それがなぜ織田信長に桶狭間の戦いで負けてしまったのか。ここは未だ解明されていない戦国ロマンなのです。
まず、いわゆるポピュラーな桶狭間の戦いの顛末を簡単にまとめますと、
・今川義元は桶狭間で休息を取り、先陣との距離が離れて本隊だけ孤立していた。
・休息時に地元民の歓待を受け、鎧を脱いで宴会を始めた
・その情報を信長が素早くゲット。奇襲を仕掛ける。
・奇襲に向かう時天候が豪雨となり、気付かれることなく奇襲に成功
・宴会で油断していた今川軍は負けてしまった
ざっとこんな感じです。
しかし色んな文献や実地調査の結果から、色々と異説が唱えられています。
実は奇襲じゃなくて正面攻撃だったとか、宴会はしてないとか・・
その中で一番の論点なのは、「桶狭間」はどこなのか?ということ。
「桶狭間」という地名は実は存在しないらしいのです。「狭間」というのはいわゆる窪地のこと。その近くにある窪地は田楽狭間という名前です。もし桶狭間があるとすれば、それは「桶狭間山」らしいのです。
山の上に奇襲をかけるというのは戦術的にすごく難しい。山の上ですから当然見通しが良いので見つかりやすいですし、仮に見つからなかったとしても、一般的に高所にいる方が有利に戦えるというのが定説だからです。
今川義元は強い武将でしたから、敵の奇襲を警戒して狭間ではなく山の上に陣を張るというのは自然なことです。
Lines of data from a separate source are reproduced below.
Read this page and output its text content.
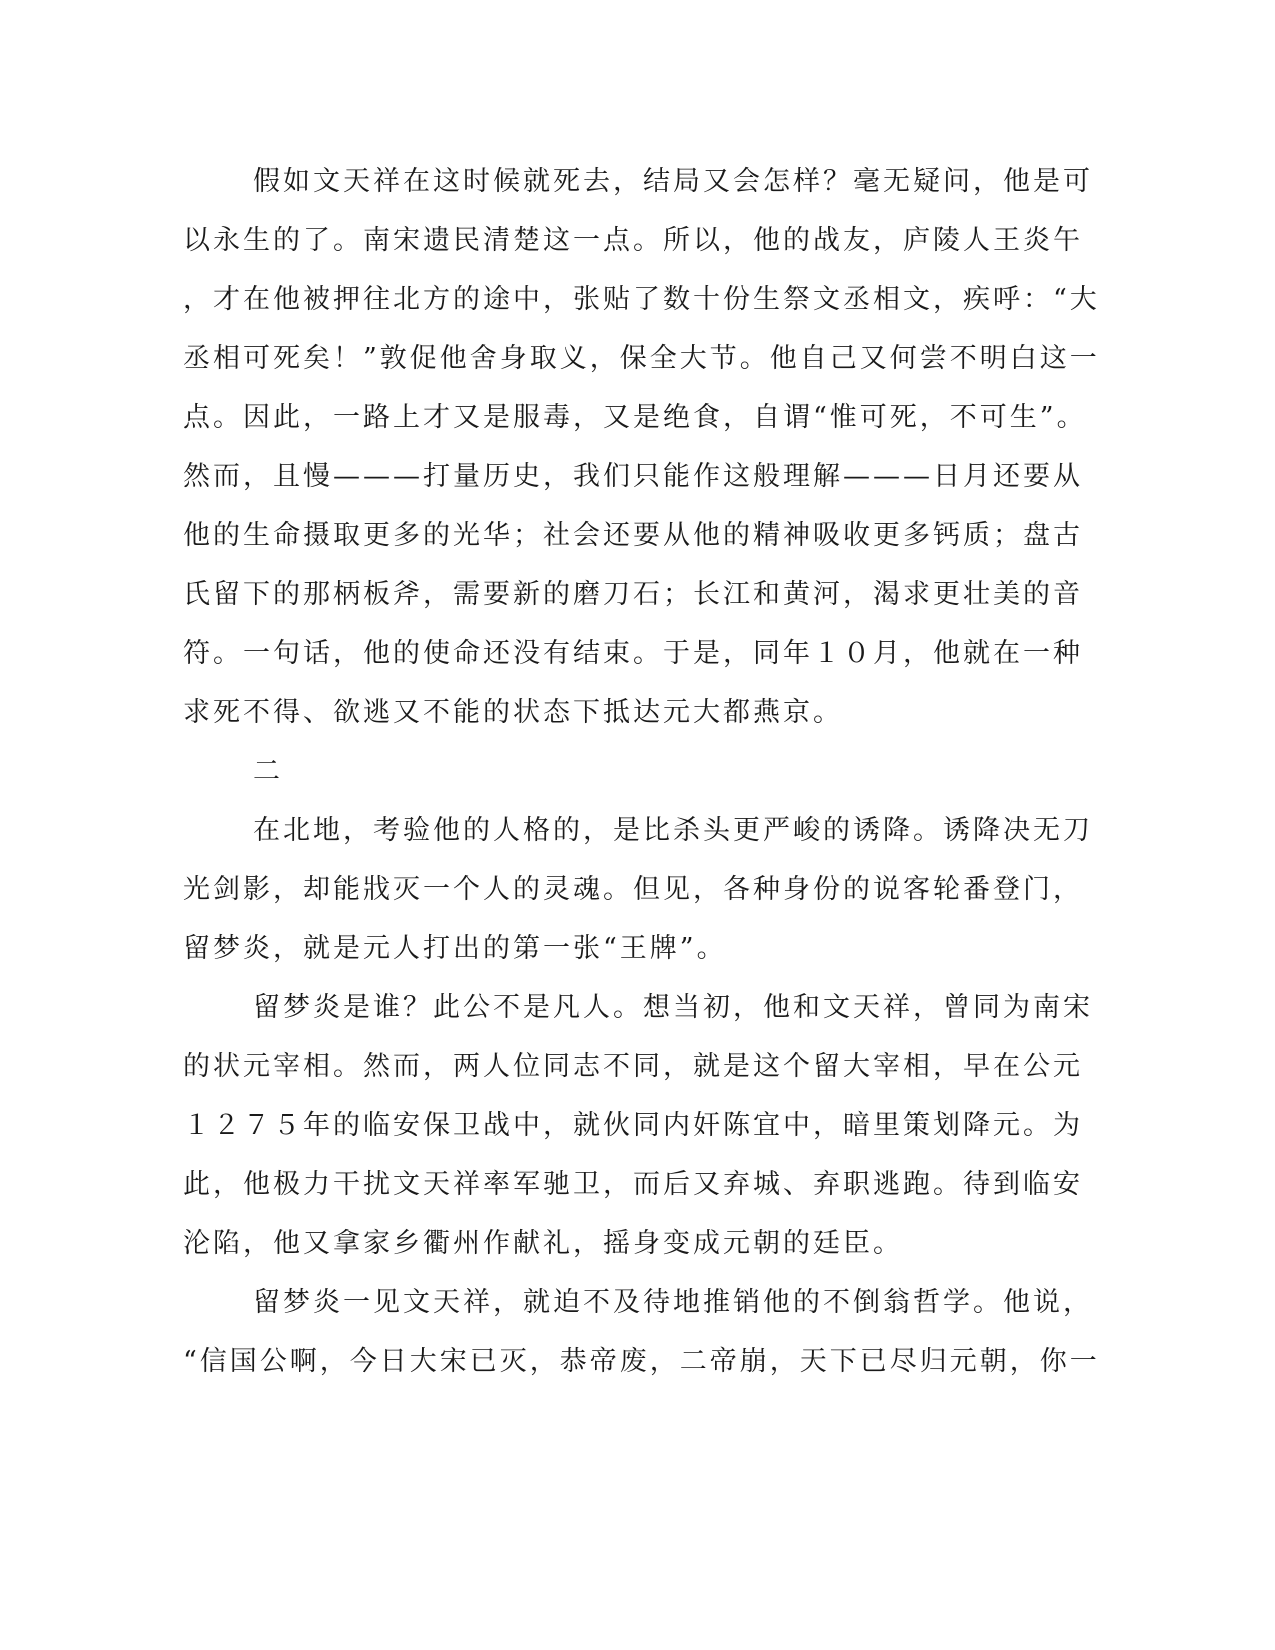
假如文天祥在这时候就死去，结局又会怎样？毫无疑问，他是可
以永生的了。南宋遗民清楚这一点。所以，他的战友，庐陵人王炎午
，才在他被押往北方的途中，张贴了数十份生祭文丞相文，疾呼：“大
丞相可死矣！”敦促他舍身取义，保全大节。他自己又何尝不明白这一
点。因此，一路上才又是服毒，又是绝食，自谓“惟可死，不可生”。
然而，且慢———打量历史，我们只能作这般理解———日月还要从
他的生命摄取更多的光华；社会还要从他的精神吸收更多钙质；盘古
氏留下的那柄板斧，需要新的磨刀石；长江和黄河，渴求更壮美的音
符。一句话，他的使命还没有结束。于是，同年１０月，他就在一种
求死不得、欲逃又不能的状态下抵达元大都燕京。
二
在北地，考验他的人格的，是比杀头更严峻的诱降。诱降决无刀
光剑影，却能戕灭一个人的灵魂。但见，各种身份的说客轮番登门，
留梦炎，就是元人打出的第一张“王牌”。
留梦炎是谁？此公不是凡人。想当初，他和文天祥，曾同为南宋
的状元宰相。然而，两人位同志不同，就是这个留大宰相，早在公元
１２７５年的临安保卫战中，就伙同内奸陈宜中，暗里策划降元。为
此，他极力干扰文天祥率军驰卫，而后又弃城、弃职逃跑。待到临安
沦陷，他又拿家乡衢州作献礼，摇身变成元朝的廷臣。
留梦炎一见文天祥，就迫不及待地推销他的不倒翁哲学。他说，
“信国公啊，今日大宋已灭，恭帝废，二帝崩，天下已尽归元朝，你一
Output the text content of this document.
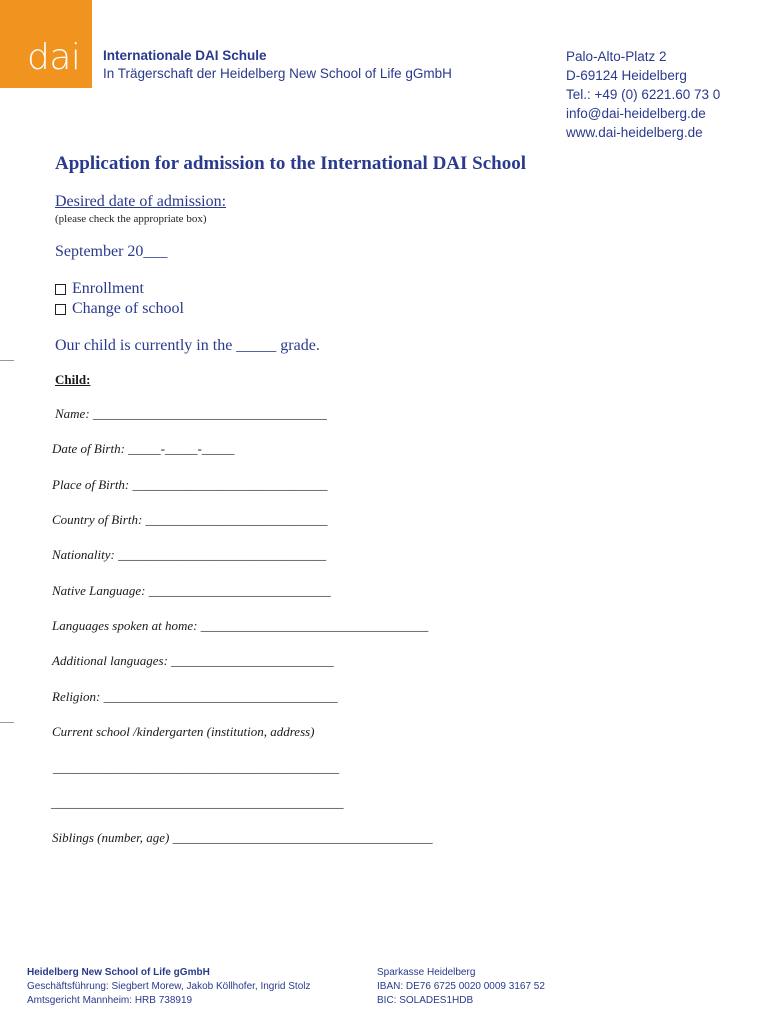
dai Internationale DAI Schule
In Trägerschaft der Heidelberg New School of Life gGmbH
Palo-Alto-Platz 2
D-69124 Heidelberg
Tel.: +49 (0) 6221.60 73 0
info@dai-heidelberg.de
www.dai-heidelberg.de
Application for admission to the International DAI School
Desired date of admission:
(please check the appropriate box)
September 20___
Enrollment
Change of school
Our child is currently in the _____ grade.
Child:
Name: ____________________________________
Date of Birth: _____-_____-_____
Place of Birth: ______________________________
Country of Birth: ____________________________
Nationality: ________________________________
Native Language: ____________________________
Languages spoken at home: ___________________________________
Additional languages: _________________________
Religion: ____________________________________
Current school /kindergarten (institution, address)
____________________________________________
_____________________________________________
Siblings (number, age) ________________________________________
Heidelberg New School of Life gGmbH
Geschäftsführung: Siegbert Morew, Jakob Köllhofer, Ingrid Stolz
Amtsgericht Mannheim: HRB 738919
Sparkasse Heidelberg
IBAN: DE76 6725 0020 0009 3167 52
BIC: SOLADES1HDB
ではどうやって今川軍は負けてしまったのか。ここからは私の自説になります。
まず、義元はおそらく山の上に陣を張っていたのでしょう。
では信長は奇襲ではなく正面突破で勝ったかというとそれも違うでしょう。多少油断があっても今川軍は織田軍の5倍以上の兵力を有していましたから、さすがに無理があります。
なので奇襲したのも確実だと思います。
ではなぜ奇襲は成功したのか。
ズバリ、「豪雨」のおかげ。だと思います。
かねてからの定説通り、豪雨で見通しが悪くなり馬蹄の音などを雨音がかき消して奇襲が気づかれなかったというのは実際にそうでしょう。
しかしさすがにそれでも至近距離まで迫れば今川軍も山の上から見ているので気づきます。多少対応は遅れたものの対応できたはずです。
問題は、高所の有利がなぜ発揮されなかったのか。私は、それにも「豪雨」が影響しているのではないかというのが私の主張です。
豪雨で足元はぬかるんでいたはず。足元が悪くなると、当然滑りやすい。滑らないように気を付けながら戦うわけですが、日常生活で考えてみれば簡単です。雪の日に階段を上り下りしたりする時、怖いのはどっちか。
違う人がいたら恐縮ですが、普通は下りの方が滑りやすくて怖いはずです。
つまり、豪雨で高所が有利という定説が覆され、登ってくる織田軍の方が優位に戦えたのではないか。と思います。
どうですかね?我ながら有力な説だと思うのですが。
ともあれ長々と私の趣味の駄文にお付き合いいただきありがとうございました。